Making notes from reading
One of the most important skills you can acquire as a student is to resist the temptation to read every word of every text. Otherwise reading lists will drive you to despair. You will need to learn to discriminate quickly between helpful and unhelpful sources.
Surveying
This is where you get an overview of what a specific text can offer and whether some or all of it is it is relevant for your current purposes - that is why it's so important to do some thinking and planning before you start your research. Use the contents page, the introduction and the index to get a sense of the overall scope and approach and how the book is organised. If it's an article, the introductory and closing paragraphs, along with any sub-headings, should fulfil the same functions. (Illustrations may also give you some clues, but the choice and quality may have been dictated by economics rather than the intellectual content of the text.) This stage should only take a few minutes.
Skim reading
Like surveying, but with a sharper focus, once you have decided the text is worth further attention. If you are looking for something specific, use the index or chapter headings to help you narrow down your search, and resist the temptation to get side-tracked, however interesting other passages may seem.

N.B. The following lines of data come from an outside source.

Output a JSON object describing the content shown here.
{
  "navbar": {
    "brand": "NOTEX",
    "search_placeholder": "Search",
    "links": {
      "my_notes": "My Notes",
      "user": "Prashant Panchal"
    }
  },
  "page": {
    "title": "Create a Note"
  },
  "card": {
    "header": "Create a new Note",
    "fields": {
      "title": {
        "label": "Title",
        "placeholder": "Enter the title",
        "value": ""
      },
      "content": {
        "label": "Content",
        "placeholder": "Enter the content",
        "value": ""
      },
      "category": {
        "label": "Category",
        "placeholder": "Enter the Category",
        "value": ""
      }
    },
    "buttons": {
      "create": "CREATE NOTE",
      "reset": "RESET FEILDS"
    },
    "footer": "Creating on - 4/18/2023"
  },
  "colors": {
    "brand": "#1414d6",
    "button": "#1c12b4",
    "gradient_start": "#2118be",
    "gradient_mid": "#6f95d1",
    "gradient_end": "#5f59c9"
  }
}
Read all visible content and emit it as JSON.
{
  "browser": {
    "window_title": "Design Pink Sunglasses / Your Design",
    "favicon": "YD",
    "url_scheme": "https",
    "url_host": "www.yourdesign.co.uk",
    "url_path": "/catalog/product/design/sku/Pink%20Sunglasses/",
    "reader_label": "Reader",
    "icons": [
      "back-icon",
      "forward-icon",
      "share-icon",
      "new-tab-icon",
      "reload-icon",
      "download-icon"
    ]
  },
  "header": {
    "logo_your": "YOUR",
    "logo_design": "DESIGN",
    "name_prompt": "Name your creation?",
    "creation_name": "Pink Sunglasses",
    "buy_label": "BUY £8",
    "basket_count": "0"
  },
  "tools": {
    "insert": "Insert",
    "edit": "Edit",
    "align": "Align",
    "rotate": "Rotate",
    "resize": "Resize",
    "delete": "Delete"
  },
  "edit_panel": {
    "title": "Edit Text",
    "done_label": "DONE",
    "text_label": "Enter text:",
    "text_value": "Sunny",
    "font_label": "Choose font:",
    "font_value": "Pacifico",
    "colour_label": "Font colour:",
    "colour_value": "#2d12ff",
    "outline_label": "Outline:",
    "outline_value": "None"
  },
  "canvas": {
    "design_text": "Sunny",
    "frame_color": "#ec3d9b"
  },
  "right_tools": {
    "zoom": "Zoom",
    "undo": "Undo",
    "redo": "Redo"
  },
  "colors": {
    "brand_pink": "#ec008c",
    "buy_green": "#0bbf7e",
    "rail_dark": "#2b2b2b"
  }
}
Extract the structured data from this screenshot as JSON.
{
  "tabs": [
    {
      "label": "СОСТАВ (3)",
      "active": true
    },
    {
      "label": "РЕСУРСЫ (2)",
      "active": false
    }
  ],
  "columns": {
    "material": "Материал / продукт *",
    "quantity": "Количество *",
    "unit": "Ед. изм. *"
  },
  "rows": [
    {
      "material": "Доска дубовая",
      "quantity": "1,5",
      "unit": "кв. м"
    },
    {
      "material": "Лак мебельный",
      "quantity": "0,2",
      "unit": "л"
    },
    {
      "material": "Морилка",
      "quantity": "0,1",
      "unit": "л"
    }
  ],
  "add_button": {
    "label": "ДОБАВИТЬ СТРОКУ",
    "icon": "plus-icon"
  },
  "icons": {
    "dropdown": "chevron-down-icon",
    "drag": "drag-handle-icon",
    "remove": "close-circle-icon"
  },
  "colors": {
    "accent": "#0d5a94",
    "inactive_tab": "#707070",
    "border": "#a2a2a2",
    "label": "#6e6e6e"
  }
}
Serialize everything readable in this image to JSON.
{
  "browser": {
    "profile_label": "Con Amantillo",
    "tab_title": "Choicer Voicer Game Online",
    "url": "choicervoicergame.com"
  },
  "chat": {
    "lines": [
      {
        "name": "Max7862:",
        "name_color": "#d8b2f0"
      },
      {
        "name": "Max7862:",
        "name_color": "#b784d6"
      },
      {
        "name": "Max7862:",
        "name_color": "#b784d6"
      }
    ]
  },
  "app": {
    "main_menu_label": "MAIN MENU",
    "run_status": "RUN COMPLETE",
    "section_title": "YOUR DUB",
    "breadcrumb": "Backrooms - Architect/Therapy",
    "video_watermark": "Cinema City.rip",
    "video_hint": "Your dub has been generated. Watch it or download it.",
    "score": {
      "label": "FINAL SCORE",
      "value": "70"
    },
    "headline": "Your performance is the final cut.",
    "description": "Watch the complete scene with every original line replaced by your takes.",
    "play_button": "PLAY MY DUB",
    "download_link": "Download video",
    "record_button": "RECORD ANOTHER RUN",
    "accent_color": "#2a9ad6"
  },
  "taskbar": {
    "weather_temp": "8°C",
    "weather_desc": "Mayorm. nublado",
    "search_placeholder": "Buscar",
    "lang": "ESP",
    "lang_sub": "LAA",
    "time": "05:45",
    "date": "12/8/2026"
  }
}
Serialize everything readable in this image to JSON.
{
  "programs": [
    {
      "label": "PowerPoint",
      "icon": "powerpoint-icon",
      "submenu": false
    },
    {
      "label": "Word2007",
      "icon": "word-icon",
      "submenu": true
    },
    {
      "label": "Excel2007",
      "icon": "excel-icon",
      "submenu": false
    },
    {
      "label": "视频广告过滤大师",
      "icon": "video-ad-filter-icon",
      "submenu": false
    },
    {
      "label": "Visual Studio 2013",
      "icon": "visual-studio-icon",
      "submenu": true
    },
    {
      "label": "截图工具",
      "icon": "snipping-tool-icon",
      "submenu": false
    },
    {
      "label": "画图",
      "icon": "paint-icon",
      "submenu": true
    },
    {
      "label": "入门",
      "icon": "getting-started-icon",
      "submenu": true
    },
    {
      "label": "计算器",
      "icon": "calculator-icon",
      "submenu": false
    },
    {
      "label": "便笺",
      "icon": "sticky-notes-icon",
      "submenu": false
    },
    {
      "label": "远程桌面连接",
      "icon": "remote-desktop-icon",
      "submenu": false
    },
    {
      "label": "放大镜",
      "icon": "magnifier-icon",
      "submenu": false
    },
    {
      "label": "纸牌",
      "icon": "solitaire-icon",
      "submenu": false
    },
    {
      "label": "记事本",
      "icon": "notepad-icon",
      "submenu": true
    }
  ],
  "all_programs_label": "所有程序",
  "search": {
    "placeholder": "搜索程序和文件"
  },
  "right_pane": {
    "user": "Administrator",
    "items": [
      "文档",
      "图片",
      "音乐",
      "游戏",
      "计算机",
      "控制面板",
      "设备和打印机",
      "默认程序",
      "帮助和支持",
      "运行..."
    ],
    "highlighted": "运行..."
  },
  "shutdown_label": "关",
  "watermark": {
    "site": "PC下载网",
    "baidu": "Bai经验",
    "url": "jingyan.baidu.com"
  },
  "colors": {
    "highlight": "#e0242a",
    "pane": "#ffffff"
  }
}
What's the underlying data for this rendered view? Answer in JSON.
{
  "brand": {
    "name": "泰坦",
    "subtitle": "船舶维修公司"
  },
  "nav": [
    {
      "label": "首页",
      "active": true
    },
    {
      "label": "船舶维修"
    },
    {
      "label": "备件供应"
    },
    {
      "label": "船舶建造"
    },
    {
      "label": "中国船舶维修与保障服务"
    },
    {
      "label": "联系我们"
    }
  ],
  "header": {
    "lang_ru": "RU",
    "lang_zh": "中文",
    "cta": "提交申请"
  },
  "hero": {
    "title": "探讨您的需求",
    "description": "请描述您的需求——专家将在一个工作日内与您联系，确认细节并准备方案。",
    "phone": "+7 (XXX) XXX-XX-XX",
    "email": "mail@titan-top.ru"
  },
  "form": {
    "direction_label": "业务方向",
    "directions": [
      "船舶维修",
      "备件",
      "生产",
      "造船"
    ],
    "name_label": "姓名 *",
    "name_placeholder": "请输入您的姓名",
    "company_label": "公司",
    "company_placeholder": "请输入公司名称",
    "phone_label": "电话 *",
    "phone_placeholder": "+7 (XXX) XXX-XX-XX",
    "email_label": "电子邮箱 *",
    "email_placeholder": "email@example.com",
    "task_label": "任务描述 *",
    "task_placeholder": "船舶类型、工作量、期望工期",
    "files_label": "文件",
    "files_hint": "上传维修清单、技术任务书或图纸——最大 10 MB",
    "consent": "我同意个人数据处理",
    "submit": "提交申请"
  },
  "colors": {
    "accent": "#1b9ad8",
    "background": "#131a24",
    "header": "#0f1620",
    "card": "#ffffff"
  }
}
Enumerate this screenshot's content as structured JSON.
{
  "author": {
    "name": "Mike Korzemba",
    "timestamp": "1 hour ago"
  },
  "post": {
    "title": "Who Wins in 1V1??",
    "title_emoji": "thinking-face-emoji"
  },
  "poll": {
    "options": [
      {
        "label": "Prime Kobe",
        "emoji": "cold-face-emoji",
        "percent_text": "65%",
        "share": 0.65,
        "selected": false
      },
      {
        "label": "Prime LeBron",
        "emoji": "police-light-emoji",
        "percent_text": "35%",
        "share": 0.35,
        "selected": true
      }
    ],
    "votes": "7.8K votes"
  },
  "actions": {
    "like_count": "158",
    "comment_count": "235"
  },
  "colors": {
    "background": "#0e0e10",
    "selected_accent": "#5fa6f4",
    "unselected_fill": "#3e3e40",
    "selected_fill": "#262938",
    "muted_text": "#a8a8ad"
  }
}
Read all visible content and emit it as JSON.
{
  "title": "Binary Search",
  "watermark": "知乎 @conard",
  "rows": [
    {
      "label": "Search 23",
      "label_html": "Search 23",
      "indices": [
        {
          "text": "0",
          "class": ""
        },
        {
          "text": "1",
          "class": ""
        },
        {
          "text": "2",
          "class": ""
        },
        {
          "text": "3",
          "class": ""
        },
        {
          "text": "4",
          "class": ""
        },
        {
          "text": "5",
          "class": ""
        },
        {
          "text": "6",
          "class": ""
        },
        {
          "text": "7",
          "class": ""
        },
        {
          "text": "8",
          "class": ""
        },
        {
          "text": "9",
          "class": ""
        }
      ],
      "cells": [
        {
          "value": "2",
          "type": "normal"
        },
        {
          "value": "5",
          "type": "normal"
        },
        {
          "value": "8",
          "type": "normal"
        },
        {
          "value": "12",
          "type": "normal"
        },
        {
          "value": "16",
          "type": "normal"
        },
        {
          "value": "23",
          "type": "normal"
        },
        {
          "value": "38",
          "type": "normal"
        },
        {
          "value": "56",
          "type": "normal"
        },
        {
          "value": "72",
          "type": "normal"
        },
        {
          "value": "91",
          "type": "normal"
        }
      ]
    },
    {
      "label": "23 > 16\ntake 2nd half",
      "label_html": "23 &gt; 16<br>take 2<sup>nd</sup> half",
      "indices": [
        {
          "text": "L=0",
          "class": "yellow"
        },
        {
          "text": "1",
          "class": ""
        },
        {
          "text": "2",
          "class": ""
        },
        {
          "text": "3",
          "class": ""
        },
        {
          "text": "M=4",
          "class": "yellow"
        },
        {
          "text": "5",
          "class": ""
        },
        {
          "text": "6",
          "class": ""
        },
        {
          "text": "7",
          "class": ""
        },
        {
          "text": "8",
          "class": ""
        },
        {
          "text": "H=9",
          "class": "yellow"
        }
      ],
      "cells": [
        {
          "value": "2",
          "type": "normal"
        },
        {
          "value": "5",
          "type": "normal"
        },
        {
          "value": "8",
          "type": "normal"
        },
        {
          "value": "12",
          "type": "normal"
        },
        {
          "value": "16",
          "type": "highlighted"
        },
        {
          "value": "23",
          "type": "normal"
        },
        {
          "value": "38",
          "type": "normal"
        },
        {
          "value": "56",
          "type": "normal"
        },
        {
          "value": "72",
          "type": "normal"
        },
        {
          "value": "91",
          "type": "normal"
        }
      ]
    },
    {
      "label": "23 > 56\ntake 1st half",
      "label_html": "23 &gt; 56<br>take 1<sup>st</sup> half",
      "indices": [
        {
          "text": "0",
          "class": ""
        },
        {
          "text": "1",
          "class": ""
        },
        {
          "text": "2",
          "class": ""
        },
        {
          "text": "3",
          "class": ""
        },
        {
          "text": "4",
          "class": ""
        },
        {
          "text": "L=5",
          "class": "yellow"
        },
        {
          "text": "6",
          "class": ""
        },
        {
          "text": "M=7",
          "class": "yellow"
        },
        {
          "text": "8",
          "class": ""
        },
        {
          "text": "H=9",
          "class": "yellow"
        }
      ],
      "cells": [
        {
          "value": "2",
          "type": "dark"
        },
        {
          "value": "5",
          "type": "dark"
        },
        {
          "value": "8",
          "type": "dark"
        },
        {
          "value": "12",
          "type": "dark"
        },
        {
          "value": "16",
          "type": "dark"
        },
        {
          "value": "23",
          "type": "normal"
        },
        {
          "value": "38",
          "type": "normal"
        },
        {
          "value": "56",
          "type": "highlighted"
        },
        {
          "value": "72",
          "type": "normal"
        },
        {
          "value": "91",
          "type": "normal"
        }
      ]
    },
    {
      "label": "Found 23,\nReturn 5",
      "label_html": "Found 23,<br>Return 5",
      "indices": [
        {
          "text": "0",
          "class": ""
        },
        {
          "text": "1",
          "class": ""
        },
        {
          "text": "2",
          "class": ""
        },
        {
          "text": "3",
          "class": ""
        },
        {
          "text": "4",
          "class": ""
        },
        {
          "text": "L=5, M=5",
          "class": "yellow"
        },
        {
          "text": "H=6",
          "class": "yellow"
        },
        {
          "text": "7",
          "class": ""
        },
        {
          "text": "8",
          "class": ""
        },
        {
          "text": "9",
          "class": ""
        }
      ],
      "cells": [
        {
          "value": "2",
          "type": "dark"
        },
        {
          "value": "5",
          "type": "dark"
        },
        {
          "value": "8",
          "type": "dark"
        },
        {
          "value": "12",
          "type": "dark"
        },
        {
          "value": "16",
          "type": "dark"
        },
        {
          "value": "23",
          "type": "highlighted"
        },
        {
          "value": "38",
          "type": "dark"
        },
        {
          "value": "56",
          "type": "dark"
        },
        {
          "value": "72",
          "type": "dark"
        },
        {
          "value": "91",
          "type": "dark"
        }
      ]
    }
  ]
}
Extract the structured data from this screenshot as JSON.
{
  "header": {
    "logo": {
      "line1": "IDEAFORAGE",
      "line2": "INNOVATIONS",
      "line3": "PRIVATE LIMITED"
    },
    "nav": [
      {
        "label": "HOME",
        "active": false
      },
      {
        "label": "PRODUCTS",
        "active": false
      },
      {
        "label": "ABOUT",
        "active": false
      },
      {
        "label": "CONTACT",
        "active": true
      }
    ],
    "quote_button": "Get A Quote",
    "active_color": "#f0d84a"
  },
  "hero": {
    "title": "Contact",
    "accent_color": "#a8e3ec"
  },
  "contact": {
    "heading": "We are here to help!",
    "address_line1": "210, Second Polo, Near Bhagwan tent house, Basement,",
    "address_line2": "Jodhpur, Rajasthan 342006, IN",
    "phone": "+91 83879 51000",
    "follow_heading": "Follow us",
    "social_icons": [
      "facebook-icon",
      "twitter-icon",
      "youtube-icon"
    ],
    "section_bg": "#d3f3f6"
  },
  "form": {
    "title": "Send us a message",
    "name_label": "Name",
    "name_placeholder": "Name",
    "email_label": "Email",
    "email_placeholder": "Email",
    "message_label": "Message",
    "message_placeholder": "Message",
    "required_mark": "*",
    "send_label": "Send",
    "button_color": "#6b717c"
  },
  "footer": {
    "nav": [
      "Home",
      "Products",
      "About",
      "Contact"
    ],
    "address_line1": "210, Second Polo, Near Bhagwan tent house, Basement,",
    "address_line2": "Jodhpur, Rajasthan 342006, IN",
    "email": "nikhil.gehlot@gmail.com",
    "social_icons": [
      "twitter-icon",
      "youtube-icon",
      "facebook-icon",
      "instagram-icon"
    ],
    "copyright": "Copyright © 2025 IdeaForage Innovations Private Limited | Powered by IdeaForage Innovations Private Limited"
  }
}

More frequently, you will be skimming to get a general sense of the contents. Your initial survey should have told you how these are organised. Now you need to move down to the level of chapters and subsections. For each section, read quickly to grasp the outline. Try to summarise this in your own words.
See how the sequence of paragraphs relates to the development of the narrative or the argument. Each paragraph should have one main theme, usually signalled in the first sentence and then developed or illustrated in some way. The final sentence of each paragraph may also offer clues. Train your eyes to keep moving forward and down the page rather than stopping at every word, using signposts or topic sentences to help you identify the theme of each paragraph. At first, this seems impossible, but it does improve and it will make a difference.
Reading for the underlying structure (rather than the detail) in this way will also help to develop the organisation of your own writing.
Close reading
By the time you've identified the overall structure, you will know what sections (if any) you wish to focus on in more detail. Your close reading should still be active and critical, and informed by what you want to know. How convincing is the argument, what evidence is being used in support of what is being said?
SQ3R
This is shorthand for a routine (similar to the stages described above) that some people use when they need to absorb and remember the bulk of a text. It stands for:
SURVEY - check for relevance and general outline
QUESTION- what do you want to know, what do you think of it so far?
READ - a chapter or section at a time - general outline first, then the detail
RECALL - after each section, summarise - write outline notes from memory
REVIEW- look back over the section; check whether your recall was accurate; note any points you missed or misunderstood the first time around.
Layout of notes
A wide margin will also help you to keep your own comments on what you are reading separate from the summary. Alternatively, sub-divide each page of your notes into a section for factual information (dates, events etc), with another for notes about the author's ideas and interpretations.
Experiment with different techniques for different purposes.
The main thing to remember is to process the ideas and information as you go along so that your notes will be short enough to be readable and useful when you come back to them.